We are continuously refining our candidate evaluation process to maximize predictive validity and ensure compliance with applicable laws. Previously, we used a fixed weighted average to calculate the Bryq Match Score. However, through local validation studies, we have discovered that this weight may not always be optimal.
Now, with the power of AI, we let the system determine the best weighting that provides the optimal balance to maximize performance prediction and maintain compliance with adverse impact laws. This allows for more flexibility and adaptability in achieving accurate and reliable evaluations.
What current methods is Bryq using for tracking and realization?
Data Monitoring and Analysis: We implemented ongoing data monitoring and analysis processes to track the impact of bias mitigation efforts. This involves regularly internal reviewing and analyzing data to identify any emerging biases and measure the effectiveness of corrective actions taken. This ensures the accuracy and reliability of the information.
User Feedback and Surveys: We gather feedback from users and stakeholders through surveys to get valuable insights into the perceived benefits of bias audits.
Diversity Mix: EEOC-protected attributes (age, gender, ethnicity, disability) that are collected via the respective survey are used to examine the subgroup representation in the data in the Bryq Dashboard.
Comparative Analysis: We conduct comparative analysis between pre-audit and post-audit periods to assess the impact of bias audits. We can then quantify any changes and attribute them to the bias mitigation initiatives.
Transparency: We take the responsibility of providing reporting data to our customers, relieving them from the burden of managing compliance independently.
How does Bryq intend to build on/create new initiatives to further the advancement of responsible AI internally and externally?
To drive the advancement of responsible AI both internally and externally, we have outlined several strategies:
Continuous monitoring and evaluation: We will consistently monitor and evaluate our AI systems to identify any potential biases or ethical concerns.

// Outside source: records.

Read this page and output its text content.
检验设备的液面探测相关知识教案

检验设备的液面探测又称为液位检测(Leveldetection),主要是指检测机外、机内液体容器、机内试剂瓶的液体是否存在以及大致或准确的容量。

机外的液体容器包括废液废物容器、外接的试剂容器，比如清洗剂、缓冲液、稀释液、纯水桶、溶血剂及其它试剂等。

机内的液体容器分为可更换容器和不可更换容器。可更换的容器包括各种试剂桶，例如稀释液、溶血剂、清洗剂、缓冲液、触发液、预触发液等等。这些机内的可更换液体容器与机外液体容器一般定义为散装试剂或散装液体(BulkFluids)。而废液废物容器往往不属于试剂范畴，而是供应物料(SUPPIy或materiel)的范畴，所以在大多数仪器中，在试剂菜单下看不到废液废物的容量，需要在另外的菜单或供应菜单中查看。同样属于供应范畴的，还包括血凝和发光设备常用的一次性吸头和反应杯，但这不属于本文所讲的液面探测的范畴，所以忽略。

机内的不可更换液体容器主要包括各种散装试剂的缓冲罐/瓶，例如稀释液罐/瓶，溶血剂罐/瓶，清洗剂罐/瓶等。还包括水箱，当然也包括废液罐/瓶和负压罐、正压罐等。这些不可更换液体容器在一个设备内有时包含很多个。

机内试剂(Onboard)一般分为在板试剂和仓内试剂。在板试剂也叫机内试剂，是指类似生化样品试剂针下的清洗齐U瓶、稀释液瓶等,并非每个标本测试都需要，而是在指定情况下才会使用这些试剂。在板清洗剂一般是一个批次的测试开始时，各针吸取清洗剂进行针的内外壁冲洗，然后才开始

Transparency through bias audit results: Bryq is committed to sharing the results of bias audits, ensuring transparency in the performance and fairness of our AI algorithms.
Collaboration with independent auditors: We will collaborate with independent auditors, such as Holistic AI, to ensure compliance with relevant legislation and regulations, promoting responsible AI practices.

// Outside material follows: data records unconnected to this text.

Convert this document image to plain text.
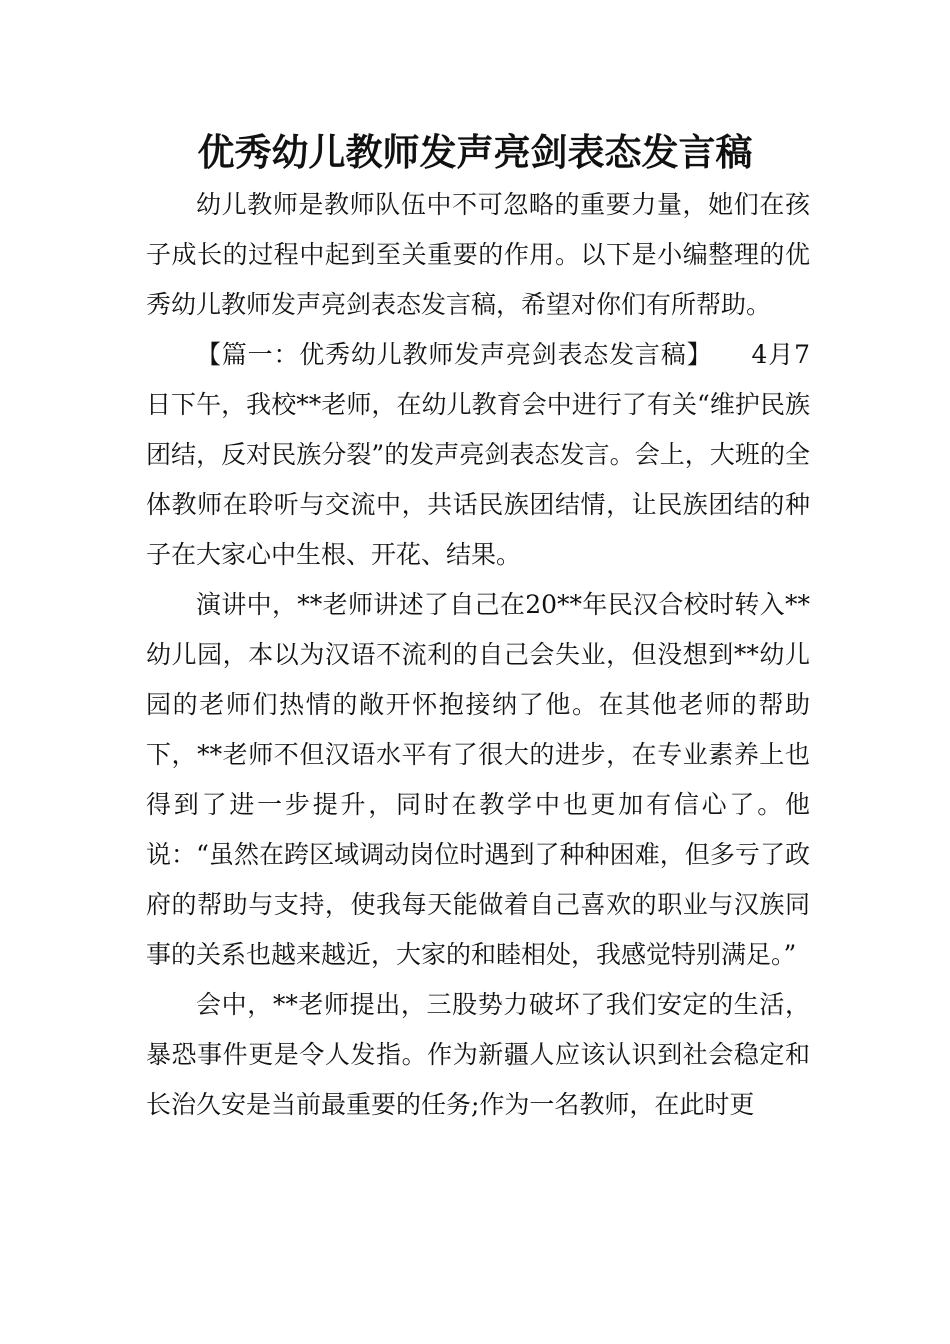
优秀幼儿教师发声亮剑表态发言稿

幼儿教师是教师队伍中不可忽略的重要力量，她们在孩子成长的过程中起到至关重要的作用。以下是小编整理的优秀幼儿教师发声亮剑表态发言稿，希望对你们有所帮助。

【篇一：优秀幼儿教师发声亮剑表态发言稿】　　4月7日下午，我校**老师，在幼儿教育会中进行了有关“维护民族团结，反对民族分裂”的发声亮剑表态发言。会上，大班的全体教师在聆听与交流中，共话民族团结情，让民族团结的种子在大家心中生根、开花、结果。

演讲中，**老师讲述了自己在20**年民汉合校时转入**幼儿园，本以为汉语不流利的自己会失业，但没想到**幼儿园的老师们热情的敞开怀抱接纳了他。在其他老师的帮助下，**老师不但汉语水平有了很大的进步，在专业素养上也得到了进一步提升，同时在教学中也更加有信心了。他说：“虽然在跨区域调动岗位时遇到了种种困难，但多亏了政府的帮助与支持，使我每天能做着自己喜欢的职业与汉族同事的关系也越来越近，大家的和睦相处，我感觉特别满足。”

会中，**老师提出，三股势力破坏了我们安定的生活，暴恐事件更是令人发指。作为新疆人应该认识到社会稳定和长治久安是当前最重要的任务;作为一名教师，在此时更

Employee training and customer awareness: We will provide comprehensive training to our employees and raise awareness among our customers about the necessary actions employers must take to comply with relevant regulations, such as those in NYC.

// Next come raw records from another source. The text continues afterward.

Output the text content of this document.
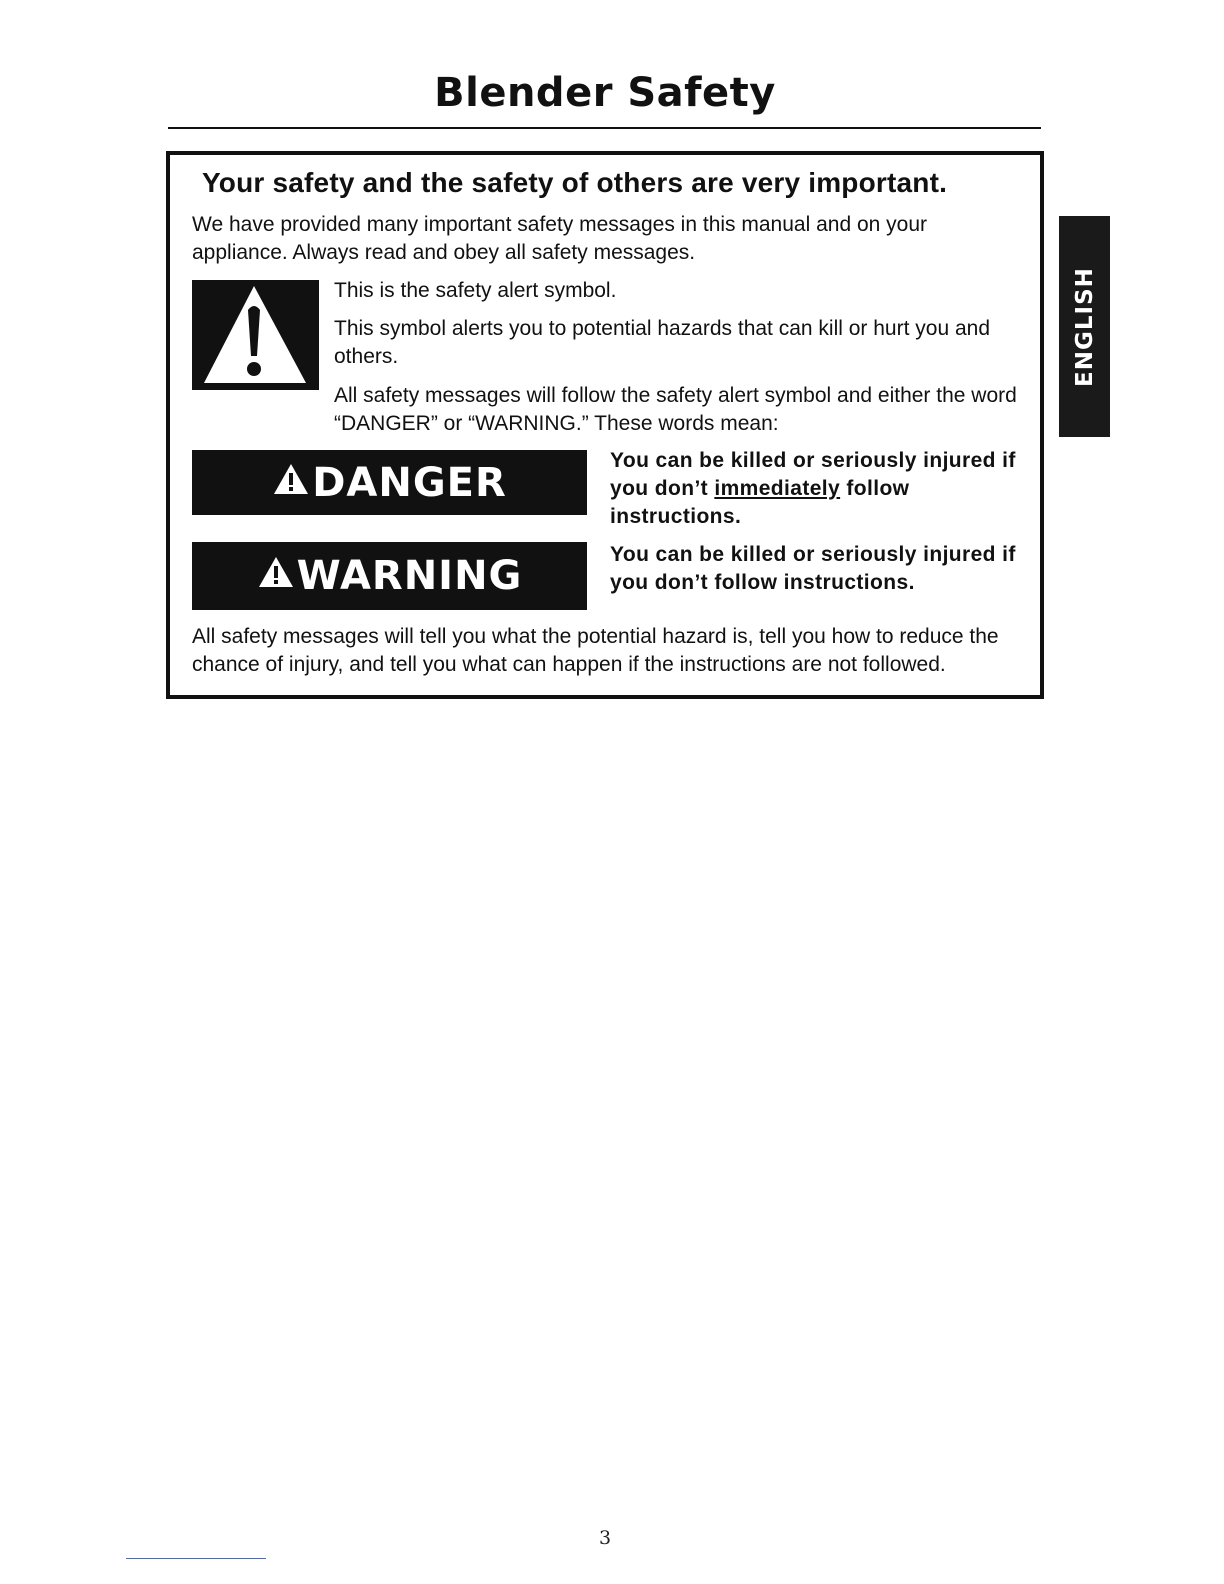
Blender Safety
Your safety and the safety of others are very important.
We have provided many important safety messages in this manual and on your appliance. Always read and obey all safety messages.

This is the safety alert symbol.

This symbol alerts you to potential hazards that can kill or hurt you and others.

All safety messages will follow the safety alert symbol and either the word “DANGER” or “WARNING.” These words mean:

DANGER	You can be killed or seriously injured if you don’t immediately follow instructions.
WARNING	You can be killed or seriously injured if you don’t follow instructions.
All safety messages will tell you what the potential hazard is, tell you how to reduce the chance of injury, and tell you what can happen if the instructions are not followed.
ENGLISH
3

Sharing best practices: Bryq will share best practices related to responsible AI on our website and social media platforms, providing valuable guidance to organizations seeking to implement ethical AI systems.
Prioritizing data governance and transparency: We will prioritize robust data governance practices to ensure the privacy, security, and responsible use of data in our AI systems. Additionally, we will maintain transparency in our data practices and communicate them effectively to stakeholders.
Ongoing review and improvement: Bryq is committed to regularly reviewing and enhancing our initiatives for responsible AI, staying at the forefront of ethical AI development, and incorporating feedback from stakeholders.
By implementing these measures, Bryq aims to foster the development and adoption of responsible AI practices, both within our organization and across the industry.